Boxing NZ inc (formerly known as New Zealand Boxing Association, also known as Boxing New Zealand) is New Zealand's leading amateur boxing organisation that was established in 1924.

==First boxing organisations==
The first boxing fight that was recorded in New Zealand was in July 1862 in Canterbury between London boxer Harry Jones and local boxer George Barton. It lasted 70 minutes over 30 rounds of bare fisted boxing. A council was formed in 1902 called the New Zealand Boxing Council which was administrated in Christchurch. In 1924 the New Zealand Boxing Association (NZBA) took over as the country's boxing body as the previous body no longer found themselves adequately to control the sport.
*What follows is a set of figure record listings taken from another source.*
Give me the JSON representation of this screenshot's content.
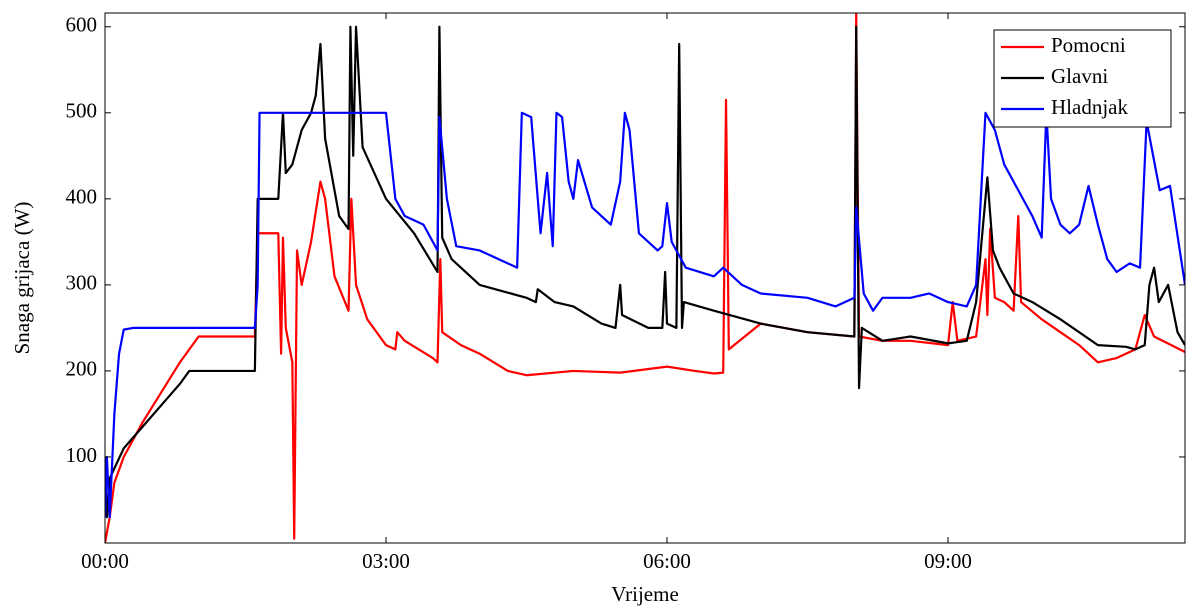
{
  "chart_data": {
    "type": "line",
    "x_label": "Vrijeme",
    "y_label": "Snaga grijaca (W)",
    "xlim": [
      0,
      11.53
    ],
    "ylim": [
      0,
      616
    ],
    "xticks": [
      {
        "value": 0,
        "label": "00:00"
      },
      {
        "value": 3,
        "label": "03:00"
      },
      {
        "value": 6,
        "label": "06:00"
      },
      {
        "value": 9,
        "label": "09:00"
      }
    ],
    "yticks": [
      100,
      200,
      300,
      400,
      500,
      600
    ],
    "legend": "top-right",
    "series": [
      {
        "name": "Pomocni",
        "color": "#ff0000",
        "x": [
          0,
          0.05,
          0.1,
          0.2,
          0.4,
          0.6,
          0.8,
          0.9,
          1.0,
          1.6,
          1.63,
          1.85,
          1.88,
          1.9,
          1.93,
          2.0,
          2.02,
          2.05,
          2.1,
          2.2,
          2.3,
          2.35,
          2.45,
          2.6,
          2.63,
          2.68,
          2.8,
          3.0,
          3.1,
          3.12,
          3.2,
          3.5,
          3.55,
          3.58,
          3.6,
          3.8,
          4.0,
          4.3,
          4.5,
          5.0,
          5.5,
          6.0,
          6.3,
          6.5,
          6.6,
          6.63,
          6.66,
          7.0,
          7.5,
          8.0,
          8.02,
          8.05,
          8.3,
          8.6,
          9.0,
          9.05,
          9.1,
          9.3,
          9.4,
          9.42,
          9.45,
          9.5,
          9.6,
          9.7,
          9.75,
          9.78,
          10.0,
          10.2,
          10.4,
          10.6,
          10.8,
          11.0,
          11.1,
          11.2,
          11.53
        ],
        "values": [
          0,
          30,
          70,
          100,
          140,
          175,
          210,
          225,
          240,
          240,
          360,
          360,
          220,
          355,
          250,
          210,
          5,
          340,
          300,
          350,
          420,
          400,
          310,
          270,
          400,
          300,
          260,
          230,
          225,
          245,
          235,
          215,
          210,
          330,
          245,
          230,
          220,
          200,
          195,
          200,
          198,
          205,
          200,
          197,
          198,
          515,
          225,
          255,
          245,
          240,
          615,
          240,
          235,
          235,
          230,
          280,
          235,
          240,
          330,
          265,
          365,
          285,
          280,
          270,
          380,
          280,
          260,
          245,
          230,
          210,
          215,
          225,
          265,
          240,
          222
        ]
      },
      {
        "name": "Glavni",
        "color": "#000000",
        "x": [
          0,
          0.02,
          0.05,
          0.2,
          0.4,
          0.6,
          0.8,
          0.9,
          1.6,
          1.63,
          1.85,
          1.9,
          1.93,
          2.0,
          2.1,
          2.2,
          2.25,
          2.3,
          2.35,
          2.5,
          2.6,
          2.62,
          2.65,
          2.68,
          2.75,
          3.0,
          3.3,
          3.55,
          3.57,
          3.6,
          3.7,
          4.0,
          4.5,
          4.6,
          4.62,
          4.8,
          5.0,
          5.3,
          5.45,
          5.5,
          5.52,
          5.8,
          5.95,
          5.98,
          6.0,
          6.1,
          6.13,
          6.16,
          6.18,
          6.5,
          7.0,
          7.5,
          8.0,
          8.02,
          8.05,
          8.08,
          8.3,
          8.6,
          9.0,
          9.2,
          9.3,
          9.42,
          9.48,
          9.55,
          9.7,
          9.9,
          10.2,
          10.6,
          10.9,
          11.0,
          11.1,
          11.15,
          11.2,
          11.25,
          11.35,
          11.45,
          11.53
        ],
        "values": [
          100,
          30,
          75,
          110,
          135,
          160,
          185,
          200,
          200,
          400,
          400,
          500,
          430,
          440,
          480,
          500,
          520,
          580,
          470,
          380,
          365,
          600,
          450,
          600,
          460,
          400,
          360,
          315,
          600,
          355,
          330,
          300,
          285,
          280,
          295,
          280,
          275,
          255,
          250,
          300,
          265,
          250,
          250,
          315,
          255,
          250,
          580,
          250,
          280,
          270,
          255,
          245,
          240,
          600,
          180,
          250,
          235,
          240,
          232,
          235,
          280,
          425,
          340,
          320,
          290,
          280,
          260,
          230,
          228,
          225,
          230,
          300,
          320,
          280,
          300,
          245,
          230
        ]
      },
      {
        "name": "Hladnjak",
        "color": "#0000ff",
        "x": [
          0,
          0.02,
          0.05,
          0.1,
          0.15,
          0.2,
          0.3,
          1.6,
          1.63,
          1.65,
          3.0,
          3.1,
          3.2,
          3.4,
          3.5,
          3.55,
          3.57,
          3.65,
          3.75,
          4.0,
          4.3,
          4.4,
          4.45,
          4.55,
          4.62,
          4.65,
          4.72,
          4.78,
          4.82,
          4.88,
          4.95,
          5.0,
          5.05,
          5.2,
          5.4,
          5.5,
          5.55,
          5.6,
          5.7,
          5.9,
          5.95,
          6.0,
          6.05,
          6.2,
          6.5,
          6.6,
          6.8,
          7.0,
          7.5,
          7.8,
          8.0,
          8.02,
          8.1,
          8.2,
          8.3,
          8.6,
          8.8,
          9.0,
          9.2,
          9.3,
          9.4,
          9.5,
          9.6,
          9.8,
          9.9,
          10.0,
          10.05,
          10.1,
          10.2,
          10.3,
          10.4,
          10.5,
          10.6,
          10.7,
          10.8,
          10.94,
          11.05,
          11.12,
          11.26,
          11.37,
          11.53
        ],
        "values": [
          30,
          100,
          30,
          150,
          220,
          248,
          250,
          250,
          300,
          500,
          500,
          400,
          380,
          370,
          350,
          340,
          495,
          400,
          345,
          340,
          325,
          320,
          500,
          495,
          400,
          360,
          430,
          345,
          500,
          495,
          420,
          400,
          445,
          390,
          370,
          420,
          500,
          480,
          360,
          340,
          345,
          395,
          350,
          320,
          310,
          320,
          300,
          290,
          285,
          275,
          285,
          390,
          290,
          270,
          285,
          285,
          290,
          280,
          275,
          300,
          500,
          480,
          440,
          400,
          380,
          355,
          500,
          400,
          370,
          360,
          370,
          415,
          370,
          330,
          315,
          325,
          320,
          490,
          410,
          415,
          300
        ]
      }
    ]
  }
}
NZBA moved the headquarters to Wellington.

==Professional boxing==
Between 1924 and the 2000s, the NZBA was the leading organisation in both amateur and professional boxing. With the introduction of different boxing organisations, Boxing NZ began to focus solely on amateur boxing. The first recorded New Zealand National professional boxing title was won in 1884 by Harry Laing. The first recorded boxing association champion was Hock Keys in 1905 and Carrie Blackburn in September 1924 after NZBA took over as the country's body. The last person to win the boxing title was Colin Hunia in 2004. But the last contest for the title was in 2006 between Guillermo Mosquera and David Wiremu which ended in a draw. This is all according to BoxRec. Boxing NZ has not commissioned a professional boxing bout since 2011, however they are legally allowed to do so if they wish to. However the days of the Pro-Am events were over when the rise of corporate boxing began and took over New Zealand's boxing industry.

==Women's boxing==
NZBA was purely a male sport and was officiated only by male referees and judges. This changed in 1990 with Trish Howie becoming the first New Zealand boxing official in New Zealand. In 1996 the NZBA passed a rule to finally allow women to box in New Zealand. The first women's bout was held in 1997.

==Nationals and Golden Gloves==
Boxing NZ holds an annual boxing competition to determine the New Zealand National Boxing Championship, which generally happens within the last quarter of the year. They also host three Golden Gloves events through the year, one for North Island, one for South Island, and finally a National Golden Gloves Championship. The Golden Gloves Championship are separate from the National and generally happen in the middle of the year. The championships first began in 1902.

==Local bodies==
Boxing NZ has over 20 local bodies located across New Zealand to act on behalf of Boxing NZ. One of the most notable is the Auckland Boxing Association, where the majority of New Zealand Boxing events are held at the ABA Stadium.

- Auckland Boxing Association
- Bay Of Plenty Boxing Association
- Boxing Canterbury Metro Association
- Canterbury Boxing Association
- Central Hawkes Bay Boxing Association
- Central North Island Boxing Association
- Counties Manukau Boxing Association
- East Coast Boxing Association
- Hawkes Bay Boxing Association
- Kirikiriroa Boxing Association
- Manawatu Boxing Association
- Masterton and Districts Boxing Association
- Nelson Boxing Association
- Otago Boxing Association
- Shamrock Boxing Association
- South Auckland Boxing Association
- Southland Boxing Association
- Taranaki Boxing Association
- Timaru Boxing Association
- Waikato Amateur Boxing Association
- Wanganui Boxing Association
- Wellington Hutt Valley Boxing Association

==Open division for trans boxers==
In April 2022, Rainbow Boxing New Zealand Closed down noting the lack of support for the LGBT+ community from Boxing NZ. Benjamin Thomas Watt who was the former President of Rainbow Boxing stated that Boxing NZ refused to create a division for transgender boxers, so that they can participate in their own division. The Rainbow Boxing President stated “was not ready to open its arms to the Rainbow Community.” Four months after the article, Boxing New Zealand created an "Open" division for Transgender boxers to compete in.